Setting up the qPCR reaction is actually easier than a normal PCR, since all you need is:

water                                                   7 microl
SYBR green mix                                 10 microl
Illumina qPCR primer F                       0.5 microl
Illumina qPCR primer R                       0.5 microl
Diluted library                                      2 microl

Cycling conditions:

95°C                5 minutes

95°C                15 seconds
60°C                30 seconds                for 40 cycles
72°C                30 seconds
data acquisition

72°C                5 minutes

Make three replicates for each library (and for each standard, if you use them). If you input the standard correctly, the qPCR machine will directly give you a concentration, normally in the tenths-of-pM range. Still, you have to consider that the average fragment size (which you get by running your libraries on a Bioanalyzer chip) is probably different between your libraries, and to the one of the standards. To calculate the actual molarity of your library therefore just use this formula:

Library = LibraryqPCR x (Fragment size of standards/Fragment size of your library) x 100.000

Where “Library” is the actual concentration of your library, “LibraryqPCR” is the concentration you obtained from your qPCR, and the rest is hopefully self-explanatory. As Greg O rightly pointed out, the number you get out of your qPCR is the molarity of the 100.000-fold dilution of your library. Therefore, you multiply it by 100.000 to get the actual concentration of your library.

So far the molarity values I got are almost identical to those that Ana got on the same libraries using the Kapa kit, so it works reasonably well.

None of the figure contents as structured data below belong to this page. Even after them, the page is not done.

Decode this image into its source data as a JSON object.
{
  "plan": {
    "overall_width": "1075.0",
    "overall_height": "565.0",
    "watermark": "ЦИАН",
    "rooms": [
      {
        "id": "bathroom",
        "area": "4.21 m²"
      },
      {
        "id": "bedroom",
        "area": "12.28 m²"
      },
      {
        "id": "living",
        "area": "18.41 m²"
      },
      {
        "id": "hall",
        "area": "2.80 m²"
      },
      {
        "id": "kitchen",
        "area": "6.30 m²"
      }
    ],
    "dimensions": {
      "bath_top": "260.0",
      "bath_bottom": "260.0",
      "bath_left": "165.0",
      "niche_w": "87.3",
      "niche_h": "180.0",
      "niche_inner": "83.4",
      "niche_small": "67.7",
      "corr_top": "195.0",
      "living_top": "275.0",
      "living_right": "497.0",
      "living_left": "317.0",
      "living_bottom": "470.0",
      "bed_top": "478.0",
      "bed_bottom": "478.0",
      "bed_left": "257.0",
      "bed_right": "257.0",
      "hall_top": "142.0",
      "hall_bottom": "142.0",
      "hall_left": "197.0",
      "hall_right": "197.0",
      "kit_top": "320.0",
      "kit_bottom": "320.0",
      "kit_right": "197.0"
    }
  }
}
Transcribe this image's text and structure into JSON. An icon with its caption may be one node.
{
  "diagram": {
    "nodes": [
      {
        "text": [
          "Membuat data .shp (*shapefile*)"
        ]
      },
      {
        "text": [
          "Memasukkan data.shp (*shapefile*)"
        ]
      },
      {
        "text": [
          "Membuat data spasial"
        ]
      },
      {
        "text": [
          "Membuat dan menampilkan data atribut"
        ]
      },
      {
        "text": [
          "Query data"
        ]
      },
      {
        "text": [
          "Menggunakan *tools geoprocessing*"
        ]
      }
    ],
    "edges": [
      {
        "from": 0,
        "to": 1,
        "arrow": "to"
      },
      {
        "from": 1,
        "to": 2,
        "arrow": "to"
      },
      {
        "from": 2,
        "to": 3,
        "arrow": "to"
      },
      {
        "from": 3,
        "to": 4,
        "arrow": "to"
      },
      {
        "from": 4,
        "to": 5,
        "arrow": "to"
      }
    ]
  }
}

Similarly, when I pooled two libraries the sequencing output (as number of reads) was almost identical between them, so normalization with this method works well too (for less than a third of the most optimistic price estimate for the Kapa kit). If someone is interested in using the primers and standards, I’ll add them to the soon-to-be home-brew Illumina libraries reagents boxes.

2 thoughts on “Normalize/quantify your WGS libraries

  1. Great post Marco. A couple questions:
    -For the qPCR reaction, Illumina qPCR primer F is listed twice with different volumes. Is that supposed to be like that?
    -What is the average fragment size of the library used for standards (assuming there is enough of the ebert library for others to use)?
    Also, I think you should indicate that the 100,000 used in the library concentration equation is the dilution factor used.

  2. Hi Greg, thanks for noticing the mistakes 🙂
    – it is supposed to be like that only if you are lazy and copy the master mix formatting from another document, but forget to change the volumes. I fixed them. Also, the volumes are obviously not in milliliters, but wordpress doesn’t seem to like my “mu”, so i wrote microl for microliters.
    – I added the average fragment size for Dan’s library (409 bp). I have about 1 ml for each dilution, which should be good for quantifying up to about 8500 libraries (so, you are welcome to use them :)).
    and I clarified the 100.000 thing. Thanks again!